The drugmakers aren’t just asking for a quick fix, they want the Court to fully step in and settle the issue for real. Meanwhile, Alito told Louisiana officials they’ve got until Thursday to respond to these emergency appeals.
Now, if this all feels familiar, that’s because it is. This is the second time mifepristone has landed in front of the Supreme Court recently. Ever since overturning of Roe v. Wade, anti-abortion groups have been pushing hard to limit access to the pill. Their argument? That the FDA didn’t do enough homework on safety when it first approved the drug back in 2000 and that loosening restrictions over time only made things worse.

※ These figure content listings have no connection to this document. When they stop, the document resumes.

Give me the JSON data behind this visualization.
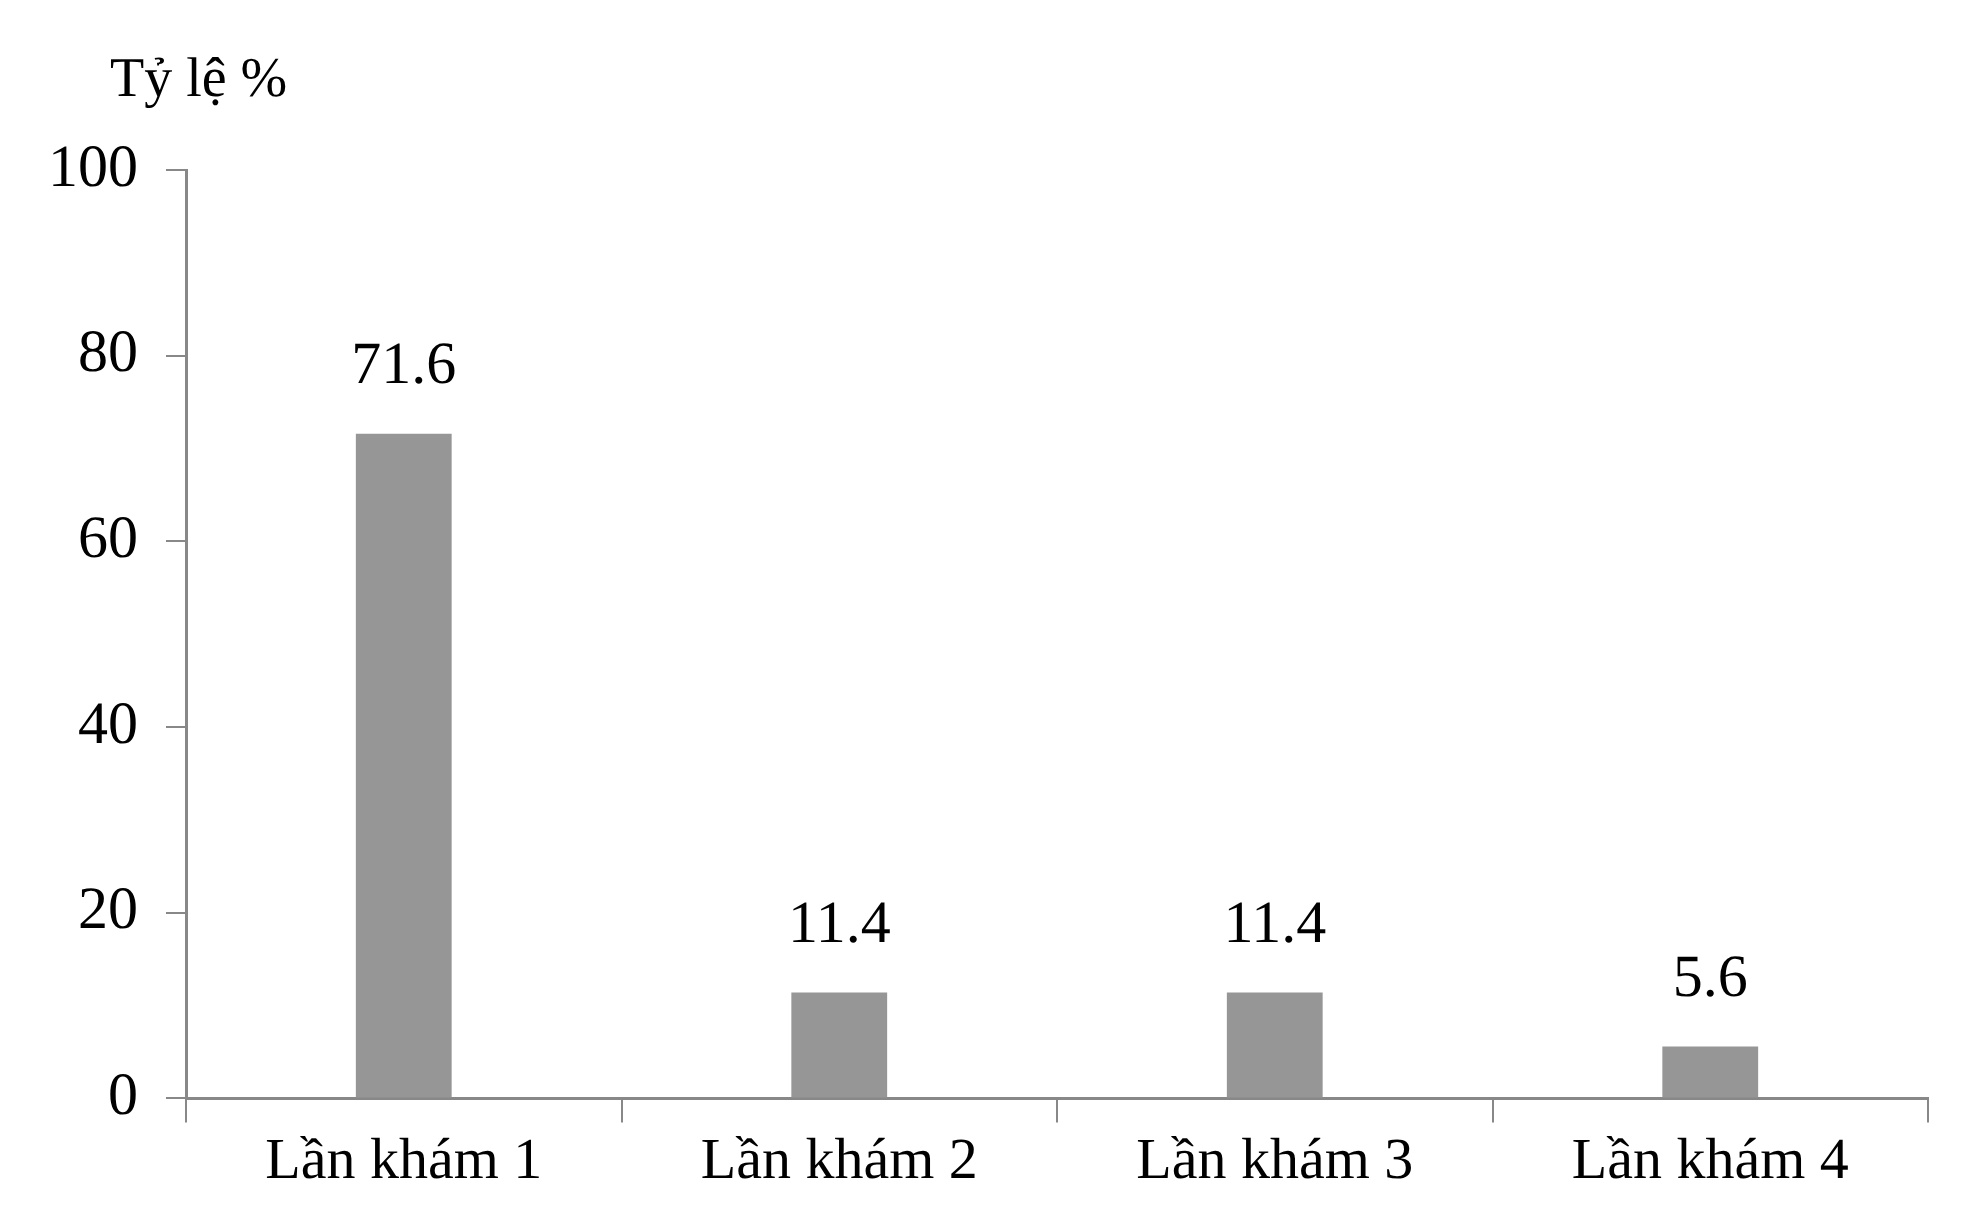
{
  "chart_data": {
    "type": "bar",
    "ylabel": "Tỷ lệ %",
    "categories": [
      "Lần khám 1",
      "Lần khám 2",
      "Lần khám 3",
      "Lần khám 4"
    ],
    "values": [
      71.6,
      11.4,
      11.4,
      5.6
    ],
    "color": "#969696",
    "ylim": [
      0,
      100
    ],
    "yticks": [
      0,
      20,
      40,
      60,
      80,
      100
    ],
    "grid": false,
    "legend": false,
    "data_labels": true
  }
}
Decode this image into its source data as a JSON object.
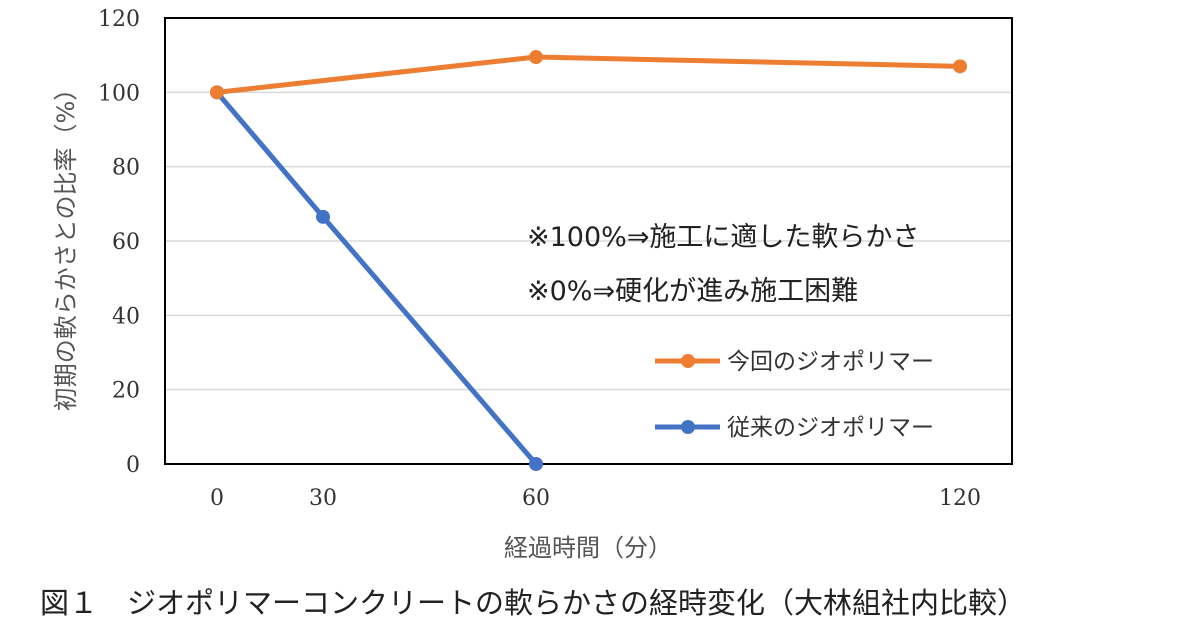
{
  "chart_data": {
    "type": "line",
    "x": [
      0,
      30,
      60,
      120
    ],
    "series": [
      {
        "name": "今回のジオポリマー",
        "color": "#ED7D31",
        "points": [
          [
            0,
            100
          ],
          [
            60,
            109.5
          ],
          [
            120,
            107
          ]
        ]
      },
      {
        "name": "従来のジオポリマー",
        "color": "#4472C4",
        "points": [
          [
            0,
            100
          ],
          [
            30,
            66.5
          ],
          [
            60,
            0
          ]
        ]
      }
    ],
    "xticks": [
      0,
      30,
      60,
      120
    ],
    "xtick_labels": [
      "0",
      "30",
      "60",
      "120"
    ],
    "yticks": [
      0,
      20,
      40,
      60,
      80,
      100,
      120
    ],
    "ytick_labels": [
      "0",
      "20",
      "40",
      "60",
      "80",
      "100",
      "120"
    ],
    "ylim": [
      0,
      120
    ],
    "xlabel": "経過時間（分）",
    "ylabel": "初期の軟らかさとの比率（%）",
    "grid": "horizontal",
    "legend_position": "bottom-right",
    "annotations": [
      "※100%⇒施工に適した軟らかさ",
      "※0%⇒硬化が進み施工困難"
    ],
    "caption": "図１　ジオポリマーコンクリートの軟らかさの経時変化（大林組社内比較）"
  }
}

But not every challenge has stuck. Just last year, in 2024, the Supreme Court shut down a case brought by anti-abortion doctors and medical groups. The ruling was unanimous, and the message was clear: those plaintiffs didn’t even have the legal standing to sue the FDA in the first place.
A lot of this legal drama traces back to changes the FDA made starting in 2016. Those updates made mifepristone more accessible, letting it be used later in pregnancy, allowing more healthcare providers to prescribe it, and eventually dropping the requirement that patients pick it up in person.
That last part became especially important during COVID-19, when the FDA temporarily lifted the in-person rule. After studying the results, the agency found that the drug “may be safely used without in-person dispensing.” By 2023, they made it official: telehealth prescriptions and mail delivery were here to stay.
But Louisiana wasn’t feeling that. After the Supreme Court preserved access to the drug, the state filed a lawsuit challenging the FDA’s decision to allow mail delivery. A federal judge in Louisiana paused that case back in April, which, for now, keeps the easier access rules in place while the FDA continues reviewing safety data.
So yeah, we’re in another holding pattern. Access to mifepristone isn’t changing today, but the bigger fight is far from over. All eyes are on what the Court does next, because whatever decision comes down could shape how millions of people access reproductive care moving forward.